Приказав дежурному адъютанту без особой на то необходимости не беспокоить его, Деникин прошел в сумрачный кабинет, разделся. Следовало, бы, наверное, прилечь, принять аспирин, а может, и вздремнуть, пока в штабе относительно тихо, пока командующие его наполовину обескровленных, разбросанных по российским просторам армий знакомятся с изменившейся за ночь обстановкой, отдают командирам частей и соединений срочные умные или глупые распоряжения и вырабатывают со своими штабистами планы на очередной, еще один день войны. Где-то через час начнется всенепременная суета – полетят в ставку доклады экстренные, требующие немедленного ответа телеграммы и донесения, командующие будут вызывать его для разговоров по прямому проводу и все как один требовать: резервов, резервов, резервов!..

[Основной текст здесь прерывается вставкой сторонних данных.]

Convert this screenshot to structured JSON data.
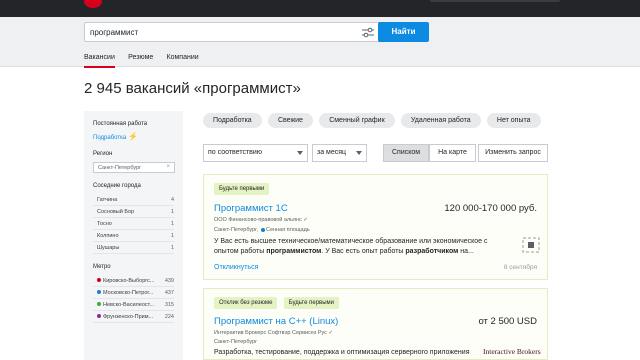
{
  "search": {
    "query": "программист",
    "button": "Найти",
    "tabs": [
      {
        "label": "Вакансии",
        "active": true
      },
      {
        "label": "Резюме",
        "active": false
      },
      {
        "label": "Компании",
        "active": false
      }
    ]
  },
  "results": {
    "title": "2 945 вакансий «программист»"
  },
  "sidebar": {
    "employment_heading": "Постоянная работа",
    "employment_link": "Подработка",
    "region_heading": "Регион",
    "region_value": "Санкт-Петербург",
    "nearby_heading": "Соседние города",
    "nearby": [
      {
        "name": "Гатчина",
        "count": "4"
      },
      {
        "name": "Сосновый Бор",
        "count": "1"
      },
      {
        "name": "Тосно",
        "count": "1"
      },
      {
        "name": "Колпино",
        "count": "1"
      },
      {
        "name": "Шушары",
        "count": "1"
      }
    ],
    "metro_heading": "Метро",
    "metro": [
      {
        "name": "Кировско-Выборгс...",
        "count": "439",
        "color": "#d6001c"
      },
      {
        "name": "Московско-Петрог...",
        "count": "437",
        "color": "#1a7fc9"
      },
      {
        "name": "Невско-Василеост...",
        "count": "315",
        "color": "#3aa845"
      },
      {
        "name": "Фрунзенско-Прим...",
        "count": "224",
        "color": "#8a2a9b"
      }
    ]
  },
  "chips": [
    "Подработка",
    "Свежие",
    "Сменный график",
    "Удаленная работа",
    "Нет опыта"
  ],
  "controls": {
    "sort": "по соответствию",
    "period": "за месяц",
    "view_list": "Списком",
    "view_map": "На карте",
    "change_request": "Изменить запрос"
  },
  "vacancies": [
    {
      "badges": [
        "Будьте первыми"
      ],
      "title": "Программист 1С",
      "salary": "120 000-170 000 руб.",
      "company": "ООО Финансово-правовой альянс",
      "city": "Санкт-Петербург,",
      "metro": "Сенная площадь",
      "desc_1": "У Вас есть высшее техническое/математическое образование или экономическое с опытом работы ",
      "desc_b1": "программистом",
      "desc_2": ". У Вас есть опыт работы ",
      "desc_b2": "разработчиком",
      "desc_3": " на...",
      "respond": "Откликнуться",
      "date": "8 сентября"
    },
    {
      "badges": [
        "Отклик без резюме",
        "Будьте первыми"
      ],
      "title": "Программист на С++ (Linux)",
      "salary": "от 2 500 USD",
      "company": "Интерактив Брокерс Софтвэр Сервисез Рус",
      "city": "Санкт-Петербург",
      "desc": "Разработка, тестирование, поддержка и оптимизация серверного приложения",
      "logo_text": "Interactive Brokers"
    }
  ],
  "colors": {
    "accent": "#0d8ae2",
    "brand": "#d6001c",
    "topbar": "#232529"
  }
}
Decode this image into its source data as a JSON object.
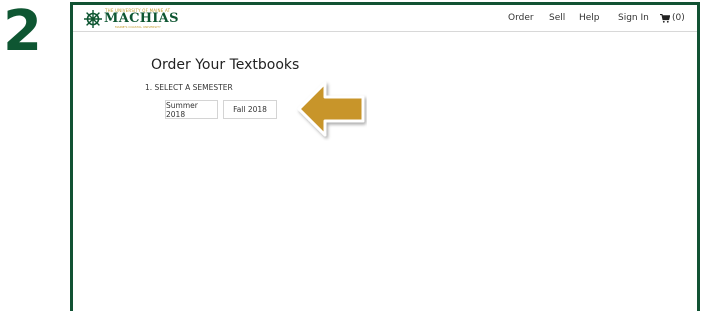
{
  "step_number": "2",
  "logo": {
    "small_text": "THE UNIVERSITY OF MAINE AT",
    "name": "MACHIAS",
    "tagline": "MAINE'S COASTAL UNIVERSITY"
  },
  "nav": {
    "order": "Order",
    "sell": "Sell",
    "help": "Help",
    "sign_in": "Sign In",
    "cart": "(0)"
  },
  "page": {
    "title": "Order Your Textbooks",
    "step_label": "1. SELECT A SEMESTER",
    "semesters": [
      "Summer 2018",
      "Fall 2018"
    ]
  },
  "colors": {
    "brand_green": "#0e5632",
    "brand_gold": "#c29a2a",
    "arrow_gold": "#c8952c"
  },
  "icons": {
    "cart": "cart-icon",
    "logo": "ship-wheel-icon",
    "arrow": "left-arrow-icon"
  }
}
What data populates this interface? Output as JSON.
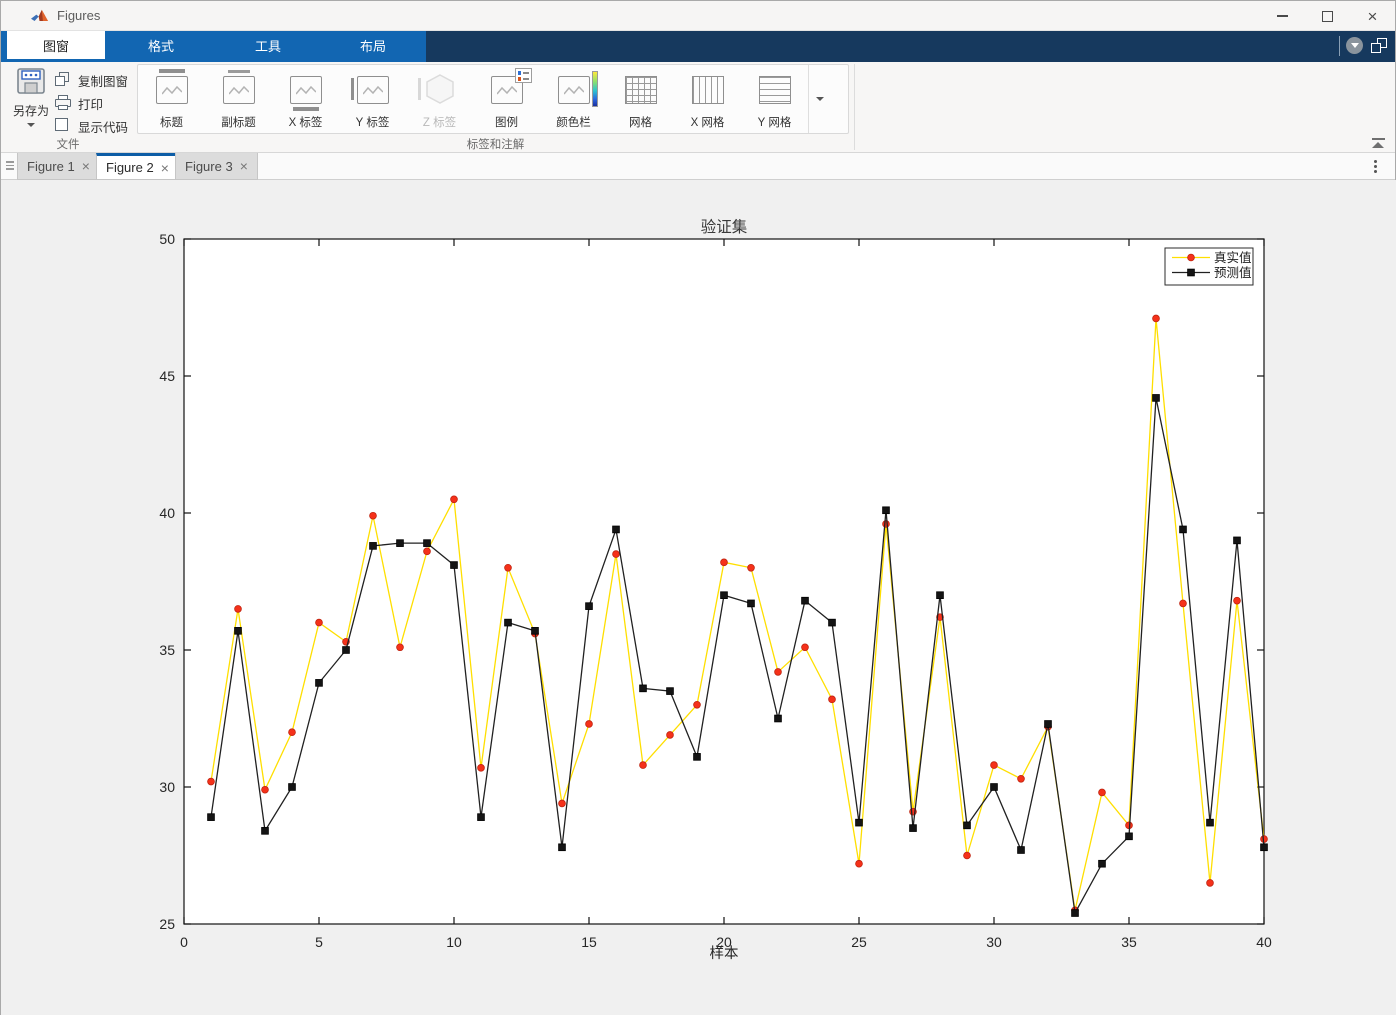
{
  "window": {
    "title": "Figures"
  },
  "glyphs": {
    "close_tab": "×",
    "dropdown": "▾"
  },
  "toolstrip": {
    "tabs": [
      {
        "label": "图窗",
        "active": true
      },
      {
        "label": "格式",
        "active": false
      },
      {
        "label": "工具",
        "active": false
      },
      {
        "label": "布局",
        "active": false
      }
    ],
    "file_group": {
      "label": "文件",
      "save": "另存为",
      "copy": "复制图窗",
      "print": "打印",
      "show_code": "显示代码"
    },
    "annotation_group": {
      "label": "标签和注解",
      "items": [
        {
          "label": "标题",
          "disabled": false
        },
        {
          "label": "副标题",
          "disabled": false
        },
        {
          "label": "X 标签",
          "disabled": false
        },
        {
          "label": "Y 标签",
          "disabled": false
        },
        {
          "label": "Z 标签",
          "disabled": true
        },
        {
          "label": "图例",
          "disabled": false
        },
        {
          "label": "颜色栏",
          "disabled": false
        },
        {
          "label": "网格",
          "disabled": false
        },
        {
          "label": "X 网格",
          "disabled": false
        },
        {
          "label": "Y 网格",
          "disabled": false
        }
      ]
    }
  },
  "figure_tabs": [
    {
      "label": "Figure 1",
      "active": false
    },
    {
      "label": "Figure 2",
      "active": true
    },
    {
      "label": "Figure 3",
      "active": false
    }
  ],
  "colors": {
    "toolstrip_blue": "#1266b2",
    "toolstrip_navy": "#16395e",
    "active_figtab_accent": "#0d5da6",
    "figure_background": "#f0f0f0",
    "axes_background": "#ffffff",
    "real_line": "#ffdf00",
    "real_marker": "#f5311a",
    "pred_line": "#212121",
    "pred_marker": "#141414"
  },
  "chart_data": {
    "type": "line",
    "title": "验证集",
    "xlabel": "样本",
    "ylabel": "",
    "xlim": [
      0,
      40
    ],
    "ylim": [
      25,
      50
    ],
    "xticks": [
      0,
      5,
      10,
      15,
      20,
      25,
      30,
      35,
      40
    ],
    "yticks": [
      25,
      30,
      35,
      40,
      45,
      50
    ],
    "grid": false,
    "legend": {
      "position": "top-right",
      "entries": [
        "真实值",
        "预测值"
      ]
    },
    "x": [
      1,
      2,
      3,
      4,
      5,
      6,
      7,
      8,
      9,
      10,
      11,
      12,
      13,
      14,
      15,
      16,
      17,
      18,
      19,
      20,
      21,
      22,
      23,
      24,
      25,
      26,
      27,
      28,
      29,
      30,
      31,
      32,
      33,
      34,
      35,
      36,
      37,
      38,
      39,
      40
    ],
    "series": [
      {
        "name": "真实值",
        "line_color": "#ffdf00",
        "marker": "circle",
        "marker_color": "#f5311a",
        "values": [
          30.2,
          36.5,
          29.9,
          32.0,
          36.0,
          35.3,
          39.9,
          35.1,
          38.6,
          40.5,
          30.7,
          38.0,
          35.6,
          29.4,
          32.3,
          38.5,
          30.8,
          31.9,
          33.0,
          38.2,
          38.0,
          34.2,
          35.1,
          33.2,
          27.2,
          39.6,
          29.1,
          36.2,
          27.5,
          30.8,
          30.3,
          32.2,
          25.5,
          29.8,
          28.6,
          47.1,
          36.7,
          26.5,
          36.8,
          28.1
        ]
      },
      {
        "name": "预测值",
        "line_color": "#212121",
        "marker": "square",
        "marker_color": "#141414",
        "values": [
          28.9,
          35.7,
          28.4,
          30.0,
          33.8,
          35.0,
          38.8,
          38.9,
          38.9,
          38.1,
          28.9,
          36.0,
          35.7,
          27.8,
          36.6,
          39.4,
          33.6,
          33.5,
          31.1,
          37.0,
          36.7,
          32.5,
          36.8,
          36.0,
          28.7,
          40.1,
          28.5,
          37.0,
          28.6,
          30.0,
          27.7,
          32.3,
          25.4,
          27.2,
          28.2,
          44.2,
          39.4,
          28.7,
          39.0,
          27.8
        ]
      }
    ]
  }
}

Надо бы прилечь, надо. Да только какой уж тут сон!

Что произошло, что случилось? Почему вся летне-осенняя кампания, имевшая столь великолепное начало, многообещающее развитие, не получила и уже вряд ли получит достойное завершение?

В соответствии с директивой главнокомандующего вооруженными силами Юга России 12 сентября 1919 года Добровольческая, Кавказская и Донская армии перешли в общее наступление по всему фронту – от румынской границы до Волги. Цель у всех была одна – Москва.

Тщательно спланированная операция имела прекрасное обеспечение. Что ни день ложились на стол Деникина штабные сводки о прибытии в черноморские порты французских, английских, американских транспортов. К началу похода на Москву его армии получили от союзников тысячу артиллерийских орудий, пять тысяч пулеметов, более трехсот тысяч винтовок, сотню с лишним танков, огромный запас боеприпасов для всех видов оружия, тысячи и тысячи комплектов обмундирования, несметные тонны продовольствия…

С началом наступления военные поставки не прекращались. Но далеко не все из поставляемого союзниками добра доходило до фронта: что-то безнадежно портилось саботажниками-рабочими при выгрузке, что-то улетучивалось из пакгаузов, что-то расхищалось или гибло при транспортировке. Всякое известие об этом приводило Деникина в ярость. Торговцы, промышленники, тыловые герои, били себя в грудь, клялись в верности России, все хотели стать Миниными и Пожарскими, а сами норовили содрать процент побольше, слямзить, фукнуть, слимонить, стибрить, спроворить…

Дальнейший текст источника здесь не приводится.